# Google Currents



## spinik (Oct 28, 2011)

Has anyone found a version that works without problem ? The versions i have used all have forse close issues. 
I also wonder if there is a way to have full greek support it seems to not have certain greek letters but that is from the android built.


----------



## Alex (Nov 4, 2011)

Latest version works flawlessly on Alpha 2.5... then again,2.5 works better for me than CM Alpha 3...


----------



## spinik (Oct 28, 2011)

Fixed fonts by installing deja vu on droidsansfallback 
Fc still a problem on a3.5


----------



## cloutierhaker (Sep 29, 2011)

I found that by resetting my Android to factory settings with clockwork mod fixed the problem and many others.


----------



## chadastrophic (Nov 5, 2011)

Currents works fine with CM ICS Alpha.

Sent from my cm_tenderloin using Tapatalk


----------



## pwlorraine (Oct 19, 2011)

I had lots of problems with CM7 but Currents is working fine with CM9 - no more fc.

Peter


----------



## daonei (Oct 15, 2011)

Can someone tell me what's so great about Google Currents?

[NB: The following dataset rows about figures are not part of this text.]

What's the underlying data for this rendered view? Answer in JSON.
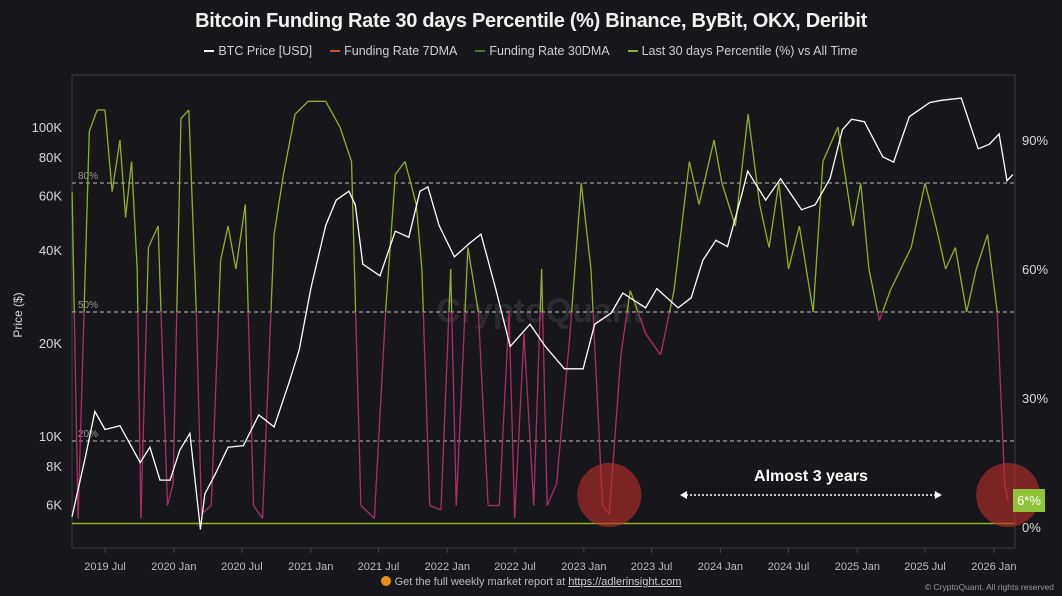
{
  "chart_data": {
    "type": "line",
    "title": "Bitcoin Funding Rate 30 days Percentile (%) Binance, ByBit, OKX, Deribit",
    "legend": [
      {
        "name": "BTC Price [USD]",
        "color": "#ffffff"
      },
      {
        "name": "Funding Rate 7DMA",
        "color": "#c0562e"
      },
      {
        "name": "Funding Rate 30DMA",
        "color": "#3f7a2e"
      },
      {
        "name": "Last 30 days Percentile (%) vs All Time",
        "color": "#8fb02a"
      }
    ],
    "legend_position": "top",
    "ylabel_left": "Price ($)",
    "y_left_scale": "log",
    "y_left_ticks": [
      "6K",
      "8K",
      "10K",
      "20K",
      "40K",
      "60K",
      "80K",
      "100K"
    ],
    "y_right_ticks": [
      "0%",
      "30%",
      "60%",
      "90%"
    ],
    "x_ticks": [
      "2019 Jul",
      "2020 Jan",
      "2020 Jul",
      "2021 Jan",
      "2021 Jul",
      "2022 Jan",
      "2022 Jul",
      "2023 Jan",
      "2023 Jul",
      "2024 Jan",
      "2024 Jul",
      "2025 Jan",
      "2025 Jul",
      "2026 Jan"
    ],
    "reference_lines": [
      {
        "value": 80,
        "label": "80%"
      },
      {
        "value": 50,
        "label": "50%"
      },
      {
        "value": 20,
        "label": "20%"
      }
    ],
    "percentile_colors": {
      "high": "#8fb02a",
      "low": "#a8306a"
    },
    "series": [
      {
        "name": "BTC Price [USD]",
        "unit": "K USD",
        "points": [
          [
            "2019-04-04",
            5.5
          ],
          [
            "2019-05-09",
            8.5
          ],
          [
            "2019-06-04",
            12
          ],
          [
            "2019-07-01",
            10.5
          ],
          [
            "2019-08-10",
            10.8
          ],
          [
            "2019-10-03",
            8.2
          ],
          [
            "2019-10-29",
            9.2
          ],
          [
            "2019-11-25",
            7.2
          ],
          [
            "2019-12-22",
            7.2
          ],
          [
            "2020-01-17",
            9
          ],
          [
            "2020-02-13",
            10.2
          ],
          [
            "2020-03-12",
            5
          ],
          [
            "2020-03-24",
            6.5
          ],
          [
            "2020-04-20",
            7.5
          ],
          [
            "2020-05-25",
            9.2
          ],
          [
            "2020-07-05",
            9.3
          ],
          [
            "2020-08-15",
            11.7
          ],
          [
            "2020-09-25",
            10.7
          ],
          [
            "2020-11-05",
            15
          ],
          [
            "2020-12-01",
            19
          ],
          [
            "2021-01-01",
            30
          ],
          [
            "2021-02-10",
            48
          ],
          [
            "2021-03-10",
            58
          ],
          [
            "2021-04-13",
            62
          ],
          [
            "2021-04-30",
            56
          ],
          [
            "2021-05-20",
            36
          ],
          [
            "2021-07-05",
            33
          ],
          [
            "2021-08-15",
            46
          ],
          [
            "2021-09-20",
            44
          ],
          [
            "2021-10-20",
            62
          ],
          [
            "2021-11-10",
            64
          ],
          [
            "2021-12-10",
            48
          ],
          [
            "2022-01-20",
            38
          ],
          [
            "2022-03-01",
            42
          ],
          [
            "2022-04-01",
            45
          ],
          [
            "2022-05-10",
            30
          ],
          [
            "2022-06-18",
            19.5
          ],
          [
            "2022-08-10",
            23
          ],
          [
            "2022-09-20",
            19.5
          ],
          [
            "2022-11-10",
            16.5
          ],
          [
            "2022-12-30",
            16.5
          ],
          [
            "2023-01-30",
            23
          ],
          [
            "2023-03-15",
            25
          ],
          [
            "2023-04-15",
            29
          ],
          [
            "2023-06-15",
            26
          ],
          [
            "2023-07-15",
            30
          ],
          [
            "2023-09-10",
            26
          ],
          [
            "2023-10-15",
            28
          ],
          [
            "2023-11-15",
            37
          ],
          [
            "2023-12-20",
            43
          ],
          [
            "2024-01-20",
            41
          ],
          [
            "2024-02-28",
            61
          ],
          [
            "2024-03-14",
            72
          ],
          [
            "2024-05-01",
            58
          ],
          [
            "2024-06-10",
            68
          ],
          [
            "2024-08-05",
            54
          ],
          [
            "2024-09-10",
            56
          ],
          [
            "2024-10-20",
            68
          ],
          [
            "2024-11-22",
            98
          ],
          [
            "2024-12-17",
            106
          ],
          [
            "2025-01-20",
            104
          ],
          [
            "2025-03-10",
            80
          ],
          [
            "2025-04-08",
            77
          ],
          [
            "2025-05-20",
            108
          ],
          [
            "2025-07-14",
            120
          ],
          [
            "2025-08-14",
            122
          ],
          [
            "2025-10-06",
            124
          ],
          [
            "2025-11-20",
            85
          ],
          [
            "2025-12-20",
            88
          ],
          [
            "2026-01-15",
            95
          ],
          [
            "2026-02-05",
            67
          ],
          [
            "2026-02-20",
            70
          ]
        ]
      },
      {
        "name": "Last 30 days Percentile (%) vs All Time",
        "unit": "%",
        "points": [
          [
            "2019-04-04",
            78
          ],
          [
            "2019-04-20",
            2
          ],
          [
            "2019-05-20",
            92
          ],
          [
            "2019-06-10",
            97
          ],
          [
            "2019-07-01",
            97
          ],
          [
            "2019-07-20",
            78
          ],
          [
            "2019-08-10",
            90
          ],
          [
            "2019-08-25",
            72
          ],
          [
            "2019-09-10",
            85
          ],
          [
            "2019-09-25",
            60
          ],
          [
            "2019-10-05",
            2
          ],
          [
            "2019-10-25",
            65
          ],
          [
            "2019-11-20",
            70
          ],
          [
            "2019-12-15",
            5
          ],
          [
            "2019-12-30",
            10
          ],
          [
            "2020-01-20",
            95
          ],
          [
            "2020-02-10",
            97
          ],
          [
            "2020-03-01",
            50
          ],
          [
            "2020-03-15",
            3
          ],
          [
            "2020-04-10",
            5
          ],
          [
            "2020-05-05",
            62
          ],
          [
            "2020-05-25",
            70
          ],
          [
            "2020-06-15",
            60
          ],
          [
            "2020-07-10",
            75
          ],
          [
            "2020-08-01",
            5
          ],
          [
            "2020-08-25",
            2
          ],
          [
            "2020-09-25",
            68
          ],
          [
            "2020-10-20",
            82
          ],
          [
            "2020-11-20",
            96
          ],
          [
            "2020-12-25",
            99
          ],
          [
            "2021-02-10",
            99
          ],
          [
            "2021-03-20",
            93
          ],
          [
            "2021-04-20",
            85
          ],
          [
            "2021-05-15",
            5
          ],
          [
            "2021-06-20",
            2
          ],
          [
            "2021-07-20",
            50
          ],
          [
            "2021-08-15",
            82
          ],
          [
            "2021-09-10",
            85
          ],
          [
            "2021-10-10",
            75
          ],
          [
            "2021-10-25",
            60
          ],
          [
            "2021-11-15",
            5
          ],
          [
            "2021-12-15",
            4
          ],
          [
            "2022-01-10",
            60
          ],
          [
            "2022-01-25",
            5
          ],
          [
            "2022-02-25",
            65
          ],
          [
            "2022-03-25",
            50
          ],
          [
            "2022-04-20",
            5
          ],
          [
            "2022-05-20",
            5
          ],
          [
            "2022-06-15",
            50
          ],
          [
            "2022-06-30",
            2
          ],
          [
            "2022-07-25",
            45
          ],
          [
            "2022-08-20",
            5
          ],
          [
            "2022-09-10",
            60
          ],
          [
            "2022-09-25",
            5
          ],
          [
            "2022-10-20",
            10
          ],
          [
            "2022-11-25",
            45
          ],
          [
            "2022-12-25",
            80
          ],
          [
            "2023-01-20",
            60
          ],
          [
            "2023-02-20",
            5
          ],
          [
            "2023-03-10",
            3
          ],
          [
            "2023-04-10",
            40
          ],
          [
            "2023-05-05",
            55
          ],
          [
            "2023-06-15",
            45
          ],
          [
            "2023-07-25",
            40
          ],
          [
            "2023-08-30",
            55
          ],
          [
            "2023-10-10",
            85
          ],
          [
            "2023-11-05",
            75
          ],
          [
            "2023-12-15",
            90
          ],
          [
            "2024-01-05",
            80
          ],
          [
            "2024-02-10",
            70
          ],
          [
            "2024-03-15",
            96
          ],
          [
            "2024-04-15",
            75
          ],
          [
            "2024-05-10",
            65
          ],
          [
            "2024-06-05",
            80
          ],
          [
            "2024-07-01",
            60
          ],
          [
            "2024-07-30",
            70
          ],
          [
            "2024-09-05",
            50
          ],
          [
            "2024-10-01",
            85
          ],
          [
            "2024-11-10",
            93
          ],
          [
            "2024-12-20",
            70
          ],
          [
            "2025-01-10",
            80
          ],
          [
            "2025-02-01",
            60
          ],
          [
            "2025-03-01",
            48
          ],
          [
            "2025-03-30",
            55
          ],
          [
            "2025-05-25",
            65
          ],
          [
            "2025-07-01",
            80
          ],
          [
            "2025-07-30",
            70
          ],
          [
            "2025-08-25",
            60
          ],
          [
            "2025-09-20",
            65
          ],
          [
            "2025-10-20",
            50
          ],
          [
            "2025-11-15",
            60
          ],
          [
            "2025-12-15",
            68
          ],
          [
            "2026-01-10",
            50
          ],
          [
            "2026-01-30",
            10
          ],
          [
            "2026-02-08",
            6
          ]
        ]
      }
    ],
    "annotations": {
      "span_label": "Almost 3 years",
      "span_from": "2023-09-15",
      "span_to": "2025-08-15",
      "highlight_circles": [
        "2023-03-10",
        "2026-02-08"
      ],
      "current_value_badge": "6*%"
    },
    "watermark": "CryptoQuant"
  },
  "footer": {
    "text": "Get the full weekly market report at ",
    "link": "https://adlerinsight.com",
    "copyright": "© CryptoQuant. All rights reserved"
  }
}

It takes so long to load that it is virtually useless to me... I love Flipboard on iOS and wish they'd make a similar app for Android...Any comments or suggestions to improve the speed with which it buffers and loads?


----------



## traximpact (Jan 18, 2012)

I just love Currents, the pictures look pixelated on the touchpad ICSalpha0.5 though.


----------



## vmax711 (Nov 1, 2011)

am not able to locate it on my market...any suggestions please?


----------



## spinik (Oct 28, 2011)

All problems fixed on Ics. The application is not available outside the us market so just side load it . Search on Google for the apk


----------